I recently read a story by one of Wirth's students, reminiscing about working on the Oberon compiler. They had several important principles for developing the Oberon compiler that drove development, one was something to the effect that anything you add must pay for itself or improve the speed of compilation--the benchmark being the whole Oberon system. The students had implemented a very fancy data structure, I think a balanced tree, to use with register allocation. Wirth found out and ordered them to remove it and replace it with a linked list. They groaned, but complied--and the compiler was both smaller and faster as a result, despite worsening the worst case.

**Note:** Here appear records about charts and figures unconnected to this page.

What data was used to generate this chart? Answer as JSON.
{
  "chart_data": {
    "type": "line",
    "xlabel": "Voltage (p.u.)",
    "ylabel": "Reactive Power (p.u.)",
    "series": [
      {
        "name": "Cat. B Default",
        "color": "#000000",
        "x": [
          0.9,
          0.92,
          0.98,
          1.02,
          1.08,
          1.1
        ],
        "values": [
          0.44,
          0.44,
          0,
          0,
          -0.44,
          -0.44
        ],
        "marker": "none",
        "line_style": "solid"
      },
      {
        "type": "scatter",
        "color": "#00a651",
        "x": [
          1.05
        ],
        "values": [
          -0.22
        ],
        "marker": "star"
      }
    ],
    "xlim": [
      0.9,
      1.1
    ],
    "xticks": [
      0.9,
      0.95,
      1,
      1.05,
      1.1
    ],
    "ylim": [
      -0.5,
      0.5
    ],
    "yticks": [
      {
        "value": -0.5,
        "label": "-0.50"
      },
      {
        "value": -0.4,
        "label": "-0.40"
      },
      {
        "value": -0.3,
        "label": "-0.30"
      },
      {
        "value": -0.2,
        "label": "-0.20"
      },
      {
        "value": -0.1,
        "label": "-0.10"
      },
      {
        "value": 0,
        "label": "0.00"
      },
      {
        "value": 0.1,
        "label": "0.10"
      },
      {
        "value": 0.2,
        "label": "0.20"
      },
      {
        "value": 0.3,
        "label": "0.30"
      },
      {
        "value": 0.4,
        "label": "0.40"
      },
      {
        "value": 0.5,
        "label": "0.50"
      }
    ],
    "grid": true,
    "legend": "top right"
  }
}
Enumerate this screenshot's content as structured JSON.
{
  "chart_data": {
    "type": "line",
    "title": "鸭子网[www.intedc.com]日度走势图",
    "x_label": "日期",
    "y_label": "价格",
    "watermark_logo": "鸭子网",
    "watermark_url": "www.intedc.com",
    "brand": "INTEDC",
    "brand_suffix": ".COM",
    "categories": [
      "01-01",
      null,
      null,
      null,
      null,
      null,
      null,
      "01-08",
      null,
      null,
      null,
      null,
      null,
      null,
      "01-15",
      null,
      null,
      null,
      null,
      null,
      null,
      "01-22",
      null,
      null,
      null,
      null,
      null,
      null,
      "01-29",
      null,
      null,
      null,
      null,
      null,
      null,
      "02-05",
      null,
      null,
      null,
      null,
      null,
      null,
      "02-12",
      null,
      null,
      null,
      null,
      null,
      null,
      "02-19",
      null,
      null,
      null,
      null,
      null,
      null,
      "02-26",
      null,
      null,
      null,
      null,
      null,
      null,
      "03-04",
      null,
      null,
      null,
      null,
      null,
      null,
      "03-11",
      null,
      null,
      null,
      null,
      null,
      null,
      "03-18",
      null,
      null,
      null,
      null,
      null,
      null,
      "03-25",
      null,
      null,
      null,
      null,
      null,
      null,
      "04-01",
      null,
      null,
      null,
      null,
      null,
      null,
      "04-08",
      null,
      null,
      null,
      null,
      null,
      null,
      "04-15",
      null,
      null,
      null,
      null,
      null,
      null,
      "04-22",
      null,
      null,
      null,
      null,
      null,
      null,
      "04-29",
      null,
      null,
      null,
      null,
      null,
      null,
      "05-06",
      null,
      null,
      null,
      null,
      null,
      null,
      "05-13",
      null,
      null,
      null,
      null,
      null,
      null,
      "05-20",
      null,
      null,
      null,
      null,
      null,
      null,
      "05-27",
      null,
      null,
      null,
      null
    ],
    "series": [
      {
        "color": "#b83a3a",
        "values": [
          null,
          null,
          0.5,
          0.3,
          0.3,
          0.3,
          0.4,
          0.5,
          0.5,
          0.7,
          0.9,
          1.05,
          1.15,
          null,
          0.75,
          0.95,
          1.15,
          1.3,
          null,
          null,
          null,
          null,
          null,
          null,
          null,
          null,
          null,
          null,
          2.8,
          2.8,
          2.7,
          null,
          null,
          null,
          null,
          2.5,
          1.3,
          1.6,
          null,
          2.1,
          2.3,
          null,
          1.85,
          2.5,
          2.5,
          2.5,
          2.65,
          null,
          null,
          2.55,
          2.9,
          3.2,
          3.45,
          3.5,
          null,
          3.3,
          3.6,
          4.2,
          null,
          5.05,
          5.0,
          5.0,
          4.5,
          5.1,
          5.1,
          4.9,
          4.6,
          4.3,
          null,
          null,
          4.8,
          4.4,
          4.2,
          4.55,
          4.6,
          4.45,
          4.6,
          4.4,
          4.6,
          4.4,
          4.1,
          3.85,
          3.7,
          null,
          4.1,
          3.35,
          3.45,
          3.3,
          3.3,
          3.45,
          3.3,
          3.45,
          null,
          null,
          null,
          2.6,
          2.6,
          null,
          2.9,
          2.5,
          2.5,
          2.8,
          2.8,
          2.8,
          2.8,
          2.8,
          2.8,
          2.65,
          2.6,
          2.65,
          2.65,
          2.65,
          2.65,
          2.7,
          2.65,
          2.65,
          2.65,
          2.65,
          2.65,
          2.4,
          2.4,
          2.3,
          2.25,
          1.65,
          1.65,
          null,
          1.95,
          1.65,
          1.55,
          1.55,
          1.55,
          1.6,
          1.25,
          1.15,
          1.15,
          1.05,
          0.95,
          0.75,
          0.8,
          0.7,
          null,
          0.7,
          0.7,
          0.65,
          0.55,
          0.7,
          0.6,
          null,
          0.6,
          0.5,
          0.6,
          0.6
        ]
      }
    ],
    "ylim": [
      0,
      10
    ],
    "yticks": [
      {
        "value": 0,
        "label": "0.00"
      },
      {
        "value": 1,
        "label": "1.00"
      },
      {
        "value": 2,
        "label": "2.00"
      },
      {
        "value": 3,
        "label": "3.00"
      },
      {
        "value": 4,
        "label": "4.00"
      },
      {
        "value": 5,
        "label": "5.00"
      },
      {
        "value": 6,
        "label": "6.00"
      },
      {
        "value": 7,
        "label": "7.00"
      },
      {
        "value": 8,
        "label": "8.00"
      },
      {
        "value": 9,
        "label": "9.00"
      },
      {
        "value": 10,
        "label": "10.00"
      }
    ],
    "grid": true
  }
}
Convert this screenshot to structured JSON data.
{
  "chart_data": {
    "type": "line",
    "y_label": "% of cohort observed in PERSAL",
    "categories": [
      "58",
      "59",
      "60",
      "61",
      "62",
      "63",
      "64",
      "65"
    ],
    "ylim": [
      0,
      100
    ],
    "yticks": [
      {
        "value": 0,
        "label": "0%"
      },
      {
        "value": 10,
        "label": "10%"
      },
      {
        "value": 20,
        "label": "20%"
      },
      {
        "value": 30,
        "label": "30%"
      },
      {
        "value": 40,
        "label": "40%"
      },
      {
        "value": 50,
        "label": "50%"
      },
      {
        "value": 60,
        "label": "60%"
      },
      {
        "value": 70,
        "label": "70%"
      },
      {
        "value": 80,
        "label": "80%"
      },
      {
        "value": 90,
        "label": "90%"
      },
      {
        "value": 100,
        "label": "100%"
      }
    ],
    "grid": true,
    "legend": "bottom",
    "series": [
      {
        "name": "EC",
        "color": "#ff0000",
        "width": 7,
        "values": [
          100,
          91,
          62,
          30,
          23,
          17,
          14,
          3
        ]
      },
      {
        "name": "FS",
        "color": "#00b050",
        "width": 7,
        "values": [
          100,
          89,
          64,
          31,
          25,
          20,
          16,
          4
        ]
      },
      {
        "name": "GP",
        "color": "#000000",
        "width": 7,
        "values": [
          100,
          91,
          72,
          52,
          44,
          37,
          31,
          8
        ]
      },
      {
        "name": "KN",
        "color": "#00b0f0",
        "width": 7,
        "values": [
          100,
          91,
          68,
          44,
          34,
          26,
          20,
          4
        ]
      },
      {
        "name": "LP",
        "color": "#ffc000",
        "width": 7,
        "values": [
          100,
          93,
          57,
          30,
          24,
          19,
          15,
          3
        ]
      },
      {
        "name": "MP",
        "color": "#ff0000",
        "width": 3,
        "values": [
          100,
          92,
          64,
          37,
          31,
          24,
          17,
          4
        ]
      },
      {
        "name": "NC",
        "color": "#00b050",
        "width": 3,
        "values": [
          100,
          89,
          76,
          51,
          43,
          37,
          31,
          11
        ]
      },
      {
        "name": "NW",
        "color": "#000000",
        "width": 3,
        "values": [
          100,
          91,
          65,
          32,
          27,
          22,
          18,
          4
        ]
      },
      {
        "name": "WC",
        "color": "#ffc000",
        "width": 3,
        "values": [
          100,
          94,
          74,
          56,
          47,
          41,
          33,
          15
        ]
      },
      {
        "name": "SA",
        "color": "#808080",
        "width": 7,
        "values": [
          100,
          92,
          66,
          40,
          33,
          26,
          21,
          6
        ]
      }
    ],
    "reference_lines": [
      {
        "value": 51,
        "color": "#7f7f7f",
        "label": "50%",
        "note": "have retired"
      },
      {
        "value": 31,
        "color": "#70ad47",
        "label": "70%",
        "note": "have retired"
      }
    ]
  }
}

"I still vividly remember the day that Wirth
decided to replace the elegant data structure used in the compiler’s symbol table
handler by a mundane linear list. In the original compiler, the objects in the symbol
table had been sorted in a tree data structure (in identifier lexical order) for fast
access, with a separate linear list representing their declaration order. One day Wirth
decided that there really weren’t enough objects in a typical scope to make the
sorted tree cost-effective. All of us Ph.D. students were horrified: it had taken time
to implement the sorted tree, the solution was elegant, and it worked well – so why
would one want to throw it away and replace it by something simpler, and even
worse, something as prosaic as a linear list? But of course, Wirth was right, and the
simplified compiler was both smaller and faster than its predecessor."
Perhaps this was an example where the total number of elements was well bounded. After all, CPUs aren't growing more general-purpose registers very often, or the size of the scope considered in the scheduling may be limited by other constraints.
Yes, absolutely. Along similar lines, Hindley-Milner type inferencing is also super-exponential in the worst case, but people don't write code bad enough to trigger the worst case.